Rome, April 2004. 6 o’clock of a cold but bright morning.
I am looking at the Roman rooftops, sitting in my terrace. It’s almost dawn and I’m cold.
You know, I had two sisters and 8 female first cousins and I met him when we were 3-4. He therefore became my eldest brother.
My Eldest Brother
I have heard him on the telephone the night before after many years of silence.
So now on my terrace on the first shred of paper I found I’m quickly jotting down the words I have in my head for fear of forgetting them.
Words thrown spontaneously – and a bit savage too perhaps.
1950s-1960s remote, antediluvian stuff?
What can I say, we lived in immediate post-war Italy. Judge for yourself.
For My Eldest Brother
My friend, companion of happy adventures
during the prime of life,
at 6 in a Roman morning,
a cold breeze running over the rooftops
of a pagan city,
you, companion and brother,
I here come to celebrate
as in an ancient rite,
a pencil splashing words
rapidly on a page,
words alive, unlaboured.
You taught me to enjoy this life,
its primordial side and strength;
I, more fearful,
brought up in a world of women,
was taught by you manly ways,
the male attributes, or nuts,
that you always had,
and have: do not forget!
Oh fuck, male attributes,
may the Lord be thanked!
In a world full of empty
jaded and phony people,
you always were an example,
my friend and brother,
of strength and courage
much more than my father.
You – and my mother’s brothers
so dear and much much loved.
And my father,
who meant a great deal,
from him I took other things.
But you were so much to me.
One more year is a lot
when one is so young,
It helps to establish a primacy
that I always have recognized you.
And here, on this small terrace
of the city of Rome,
in front of the ancient temples
of our primogenial culture,
I honour you,
my eldest brother;
I celebrate you, that primacy still recognizing
not solely because of age.
At this point red wine I would drink
(but it is early in the morning…)
the full-bodied red Tuscan wine
of our wonderful winter evenings
in our countryside – do you recall? -
when, roasted meat over embers
the Dionysian pleasures
of meat and wine you delivered
and of the women
taken by the hair
and gently, strongly,
The breeze is now warmer.
Words begin to fail.
I only hope,
dear friend, my strong companion
and eldest brother,
to have conveyed to you
these memories, these emotions
during abrupt awakening
after a phone call.
[Translation by Geraldine]
[This sweet, generous Celtic woman
is not responsible for the 'bad words'
that are mine since how
could she understand them
plus Google translator
doesn't provide help on that]
Note. I had talked to him the night before on the phone, as I’ve said. We hadn’t seen or talked to each other since years.

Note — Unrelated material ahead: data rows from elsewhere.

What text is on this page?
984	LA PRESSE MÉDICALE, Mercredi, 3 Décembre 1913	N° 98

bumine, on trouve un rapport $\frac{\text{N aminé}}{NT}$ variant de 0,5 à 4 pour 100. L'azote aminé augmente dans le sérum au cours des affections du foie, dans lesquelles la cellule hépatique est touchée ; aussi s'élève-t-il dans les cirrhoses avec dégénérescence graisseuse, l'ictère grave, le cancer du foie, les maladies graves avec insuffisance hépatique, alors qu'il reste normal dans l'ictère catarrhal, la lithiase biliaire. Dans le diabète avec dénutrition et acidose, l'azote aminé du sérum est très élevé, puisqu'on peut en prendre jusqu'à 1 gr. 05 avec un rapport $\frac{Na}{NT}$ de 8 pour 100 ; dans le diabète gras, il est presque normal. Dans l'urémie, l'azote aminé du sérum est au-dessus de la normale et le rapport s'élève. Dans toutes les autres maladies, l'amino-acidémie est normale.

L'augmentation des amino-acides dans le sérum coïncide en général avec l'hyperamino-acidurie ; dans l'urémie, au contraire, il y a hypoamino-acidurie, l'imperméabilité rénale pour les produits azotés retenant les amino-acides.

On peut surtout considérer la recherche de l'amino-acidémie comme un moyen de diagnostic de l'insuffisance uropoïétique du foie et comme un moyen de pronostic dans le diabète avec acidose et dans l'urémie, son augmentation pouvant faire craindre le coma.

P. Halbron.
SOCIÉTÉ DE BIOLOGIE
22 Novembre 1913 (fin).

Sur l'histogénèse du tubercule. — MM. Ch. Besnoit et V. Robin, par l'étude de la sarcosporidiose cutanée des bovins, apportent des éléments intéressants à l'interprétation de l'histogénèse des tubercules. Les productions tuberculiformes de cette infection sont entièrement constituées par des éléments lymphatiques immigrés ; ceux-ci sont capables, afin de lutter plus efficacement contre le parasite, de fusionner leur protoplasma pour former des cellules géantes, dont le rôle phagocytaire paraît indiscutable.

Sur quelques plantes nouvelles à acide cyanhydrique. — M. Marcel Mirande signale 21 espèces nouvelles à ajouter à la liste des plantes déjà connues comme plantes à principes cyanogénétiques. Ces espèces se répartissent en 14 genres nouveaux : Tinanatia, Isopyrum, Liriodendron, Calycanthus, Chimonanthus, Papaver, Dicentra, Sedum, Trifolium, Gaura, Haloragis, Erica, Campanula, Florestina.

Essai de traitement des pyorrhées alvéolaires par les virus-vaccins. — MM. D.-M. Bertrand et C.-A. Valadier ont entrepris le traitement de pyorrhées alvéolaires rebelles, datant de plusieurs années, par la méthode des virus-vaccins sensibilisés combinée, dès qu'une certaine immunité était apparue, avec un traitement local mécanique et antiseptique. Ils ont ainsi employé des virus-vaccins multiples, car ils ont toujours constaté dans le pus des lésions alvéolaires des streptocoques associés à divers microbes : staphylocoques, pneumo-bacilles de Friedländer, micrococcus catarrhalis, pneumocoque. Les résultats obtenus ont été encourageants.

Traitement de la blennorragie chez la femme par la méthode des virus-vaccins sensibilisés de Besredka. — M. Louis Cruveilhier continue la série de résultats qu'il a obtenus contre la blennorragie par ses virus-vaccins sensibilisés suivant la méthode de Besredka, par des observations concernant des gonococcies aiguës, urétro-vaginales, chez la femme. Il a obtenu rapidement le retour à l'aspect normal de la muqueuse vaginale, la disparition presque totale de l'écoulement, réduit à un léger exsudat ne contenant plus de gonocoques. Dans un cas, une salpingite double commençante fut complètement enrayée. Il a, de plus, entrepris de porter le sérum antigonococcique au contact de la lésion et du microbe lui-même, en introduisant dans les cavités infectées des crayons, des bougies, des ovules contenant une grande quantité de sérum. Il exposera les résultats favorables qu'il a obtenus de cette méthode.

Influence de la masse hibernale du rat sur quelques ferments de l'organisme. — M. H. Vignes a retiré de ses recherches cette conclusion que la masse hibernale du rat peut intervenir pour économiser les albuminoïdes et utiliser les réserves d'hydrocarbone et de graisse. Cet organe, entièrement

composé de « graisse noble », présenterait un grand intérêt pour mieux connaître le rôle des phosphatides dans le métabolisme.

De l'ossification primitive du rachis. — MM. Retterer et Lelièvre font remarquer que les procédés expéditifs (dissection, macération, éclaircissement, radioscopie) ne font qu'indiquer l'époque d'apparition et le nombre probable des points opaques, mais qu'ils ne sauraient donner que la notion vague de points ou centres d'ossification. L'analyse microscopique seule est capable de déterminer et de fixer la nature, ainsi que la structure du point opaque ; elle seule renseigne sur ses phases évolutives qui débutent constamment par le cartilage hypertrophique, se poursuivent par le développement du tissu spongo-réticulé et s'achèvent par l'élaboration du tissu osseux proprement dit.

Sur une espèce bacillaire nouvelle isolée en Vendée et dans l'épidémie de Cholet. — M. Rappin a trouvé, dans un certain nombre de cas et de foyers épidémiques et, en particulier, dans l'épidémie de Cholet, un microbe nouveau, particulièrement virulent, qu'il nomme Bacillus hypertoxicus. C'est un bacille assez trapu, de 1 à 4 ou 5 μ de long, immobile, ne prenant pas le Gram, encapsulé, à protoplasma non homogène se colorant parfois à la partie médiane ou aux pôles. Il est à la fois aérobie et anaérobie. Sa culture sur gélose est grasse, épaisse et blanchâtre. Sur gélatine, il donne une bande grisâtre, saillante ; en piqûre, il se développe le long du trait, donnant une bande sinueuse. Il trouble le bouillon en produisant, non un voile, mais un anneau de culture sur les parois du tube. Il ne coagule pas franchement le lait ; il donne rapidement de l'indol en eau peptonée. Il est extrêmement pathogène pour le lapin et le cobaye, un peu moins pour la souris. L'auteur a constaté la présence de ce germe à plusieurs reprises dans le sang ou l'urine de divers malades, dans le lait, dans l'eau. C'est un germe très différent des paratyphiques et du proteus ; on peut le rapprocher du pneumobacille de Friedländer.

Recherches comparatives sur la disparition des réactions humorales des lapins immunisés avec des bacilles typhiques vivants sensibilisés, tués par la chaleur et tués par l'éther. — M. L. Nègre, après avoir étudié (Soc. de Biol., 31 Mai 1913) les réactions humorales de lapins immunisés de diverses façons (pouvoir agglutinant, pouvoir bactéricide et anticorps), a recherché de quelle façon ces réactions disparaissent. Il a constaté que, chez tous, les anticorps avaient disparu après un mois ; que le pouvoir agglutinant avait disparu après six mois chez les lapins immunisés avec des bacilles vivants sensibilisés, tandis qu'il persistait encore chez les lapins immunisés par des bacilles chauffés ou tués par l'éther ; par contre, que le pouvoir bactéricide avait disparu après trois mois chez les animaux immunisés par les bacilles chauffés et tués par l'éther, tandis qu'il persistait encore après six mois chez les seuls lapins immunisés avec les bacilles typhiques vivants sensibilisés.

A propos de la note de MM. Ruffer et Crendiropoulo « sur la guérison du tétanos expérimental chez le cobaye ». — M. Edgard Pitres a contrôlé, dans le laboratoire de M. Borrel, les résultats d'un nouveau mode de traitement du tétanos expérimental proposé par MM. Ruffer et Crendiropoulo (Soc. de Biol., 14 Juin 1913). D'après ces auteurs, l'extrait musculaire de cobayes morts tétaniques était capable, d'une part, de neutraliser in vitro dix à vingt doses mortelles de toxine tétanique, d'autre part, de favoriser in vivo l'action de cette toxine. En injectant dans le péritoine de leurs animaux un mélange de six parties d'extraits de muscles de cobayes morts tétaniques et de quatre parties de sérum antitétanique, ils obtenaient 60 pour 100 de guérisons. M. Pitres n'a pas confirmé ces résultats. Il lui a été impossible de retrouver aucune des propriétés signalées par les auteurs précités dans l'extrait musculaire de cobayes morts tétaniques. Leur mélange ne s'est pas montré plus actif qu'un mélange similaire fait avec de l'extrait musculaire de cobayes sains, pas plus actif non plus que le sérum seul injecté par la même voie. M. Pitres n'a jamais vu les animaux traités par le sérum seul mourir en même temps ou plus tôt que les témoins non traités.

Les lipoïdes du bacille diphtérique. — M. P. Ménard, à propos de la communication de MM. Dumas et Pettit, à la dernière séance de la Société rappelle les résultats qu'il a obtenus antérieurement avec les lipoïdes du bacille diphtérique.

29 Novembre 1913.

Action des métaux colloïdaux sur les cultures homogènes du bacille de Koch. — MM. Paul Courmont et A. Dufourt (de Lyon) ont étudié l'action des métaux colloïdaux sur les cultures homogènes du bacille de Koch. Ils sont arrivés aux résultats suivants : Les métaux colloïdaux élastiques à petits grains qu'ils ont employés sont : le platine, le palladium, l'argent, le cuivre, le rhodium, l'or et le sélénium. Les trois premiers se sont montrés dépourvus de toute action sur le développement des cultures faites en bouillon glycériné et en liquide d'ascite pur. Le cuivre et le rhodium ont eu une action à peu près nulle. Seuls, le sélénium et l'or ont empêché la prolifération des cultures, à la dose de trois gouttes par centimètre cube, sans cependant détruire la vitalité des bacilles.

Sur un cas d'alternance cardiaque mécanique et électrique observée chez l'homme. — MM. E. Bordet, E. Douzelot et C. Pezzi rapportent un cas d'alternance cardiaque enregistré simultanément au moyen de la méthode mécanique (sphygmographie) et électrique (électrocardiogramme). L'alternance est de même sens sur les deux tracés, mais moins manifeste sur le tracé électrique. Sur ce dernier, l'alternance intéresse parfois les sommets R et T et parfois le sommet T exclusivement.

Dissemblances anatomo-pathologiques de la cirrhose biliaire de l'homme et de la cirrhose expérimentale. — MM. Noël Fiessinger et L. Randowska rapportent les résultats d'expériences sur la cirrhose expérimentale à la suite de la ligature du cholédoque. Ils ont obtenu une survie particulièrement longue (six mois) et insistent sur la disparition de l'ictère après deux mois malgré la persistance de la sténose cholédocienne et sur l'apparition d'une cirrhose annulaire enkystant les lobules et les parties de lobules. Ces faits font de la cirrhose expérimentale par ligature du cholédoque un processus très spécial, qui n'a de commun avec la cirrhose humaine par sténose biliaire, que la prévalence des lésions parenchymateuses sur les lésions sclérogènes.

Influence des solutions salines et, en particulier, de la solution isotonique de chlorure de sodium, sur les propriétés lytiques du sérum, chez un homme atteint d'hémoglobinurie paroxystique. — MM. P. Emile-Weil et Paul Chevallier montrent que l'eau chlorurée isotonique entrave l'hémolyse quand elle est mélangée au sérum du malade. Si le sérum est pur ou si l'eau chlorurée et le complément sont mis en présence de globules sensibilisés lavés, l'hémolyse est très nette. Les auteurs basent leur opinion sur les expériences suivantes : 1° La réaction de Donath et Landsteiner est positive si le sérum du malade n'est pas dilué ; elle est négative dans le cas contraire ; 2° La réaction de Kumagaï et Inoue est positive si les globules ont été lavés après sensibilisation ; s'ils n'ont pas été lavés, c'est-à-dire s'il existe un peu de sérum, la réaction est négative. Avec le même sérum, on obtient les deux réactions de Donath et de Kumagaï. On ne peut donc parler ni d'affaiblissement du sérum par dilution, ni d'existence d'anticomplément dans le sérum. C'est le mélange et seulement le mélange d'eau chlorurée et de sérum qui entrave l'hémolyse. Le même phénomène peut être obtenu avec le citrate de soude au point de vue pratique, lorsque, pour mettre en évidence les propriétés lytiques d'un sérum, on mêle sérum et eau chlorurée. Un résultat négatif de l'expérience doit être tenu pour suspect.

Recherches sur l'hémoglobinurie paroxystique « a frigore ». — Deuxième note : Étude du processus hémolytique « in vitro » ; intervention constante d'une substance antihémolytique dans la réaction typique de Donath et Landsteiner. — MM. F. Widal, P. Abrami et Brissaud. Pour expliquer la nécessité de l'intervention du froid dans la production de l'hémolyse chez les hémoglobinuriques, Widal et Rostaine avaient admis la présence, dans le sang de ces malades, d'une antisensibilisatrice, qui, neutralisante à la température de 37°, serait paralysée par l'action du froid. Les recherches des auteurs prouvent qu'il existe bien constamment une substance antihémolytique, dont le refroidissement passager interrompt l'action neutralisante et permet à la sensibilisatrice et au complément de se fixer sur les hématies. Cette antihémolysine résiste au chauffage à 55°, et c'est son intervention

That is probably why I woke with a start at 5:30 am with my head so full of that joy – the years of infancy and adolescence, any reader knows them: we spent them together in the Arezzo’s countryside every single summer of the 1950s-1960s .
Joys (and sorrows) but all lived with exuberance and almost violent intensity.
He had a house across from mine but when we first saw each other over the wall (I was alone, he with his grandma, a gentle lady as of from an old-time painting, we had 3-4 years) we did not like each other at all. He looked prissy and too well-groomed to my taste.
Then one day his mother took him to our house for an official visit (the two mums were close friends). Disturbed we were a bit so we began to throw pebbles at a can placed at 10 yards from where we were on a stone table, just to kill moodiness. He was a year older.
The throwing-pebbles-at-a-can thing triggered ALL. We have never left each other since then (apart from a few intervals.) Thing being our brains knew how to fly together, and we laughed and laughed and we laughed out loud. His mind, odd and humorous, was rich with ideas.
In the picture below I am 18. From then on we had the first break. A long one.
Now that we are old (or almost) we feel even closer and there won’t be intervals any more.
It’s this desire we have to stay close at the end of a marvellous adventure we did begin together, in the company also of the loved ones from his side and from my side – who make our life more human (and who console us of its miseries.)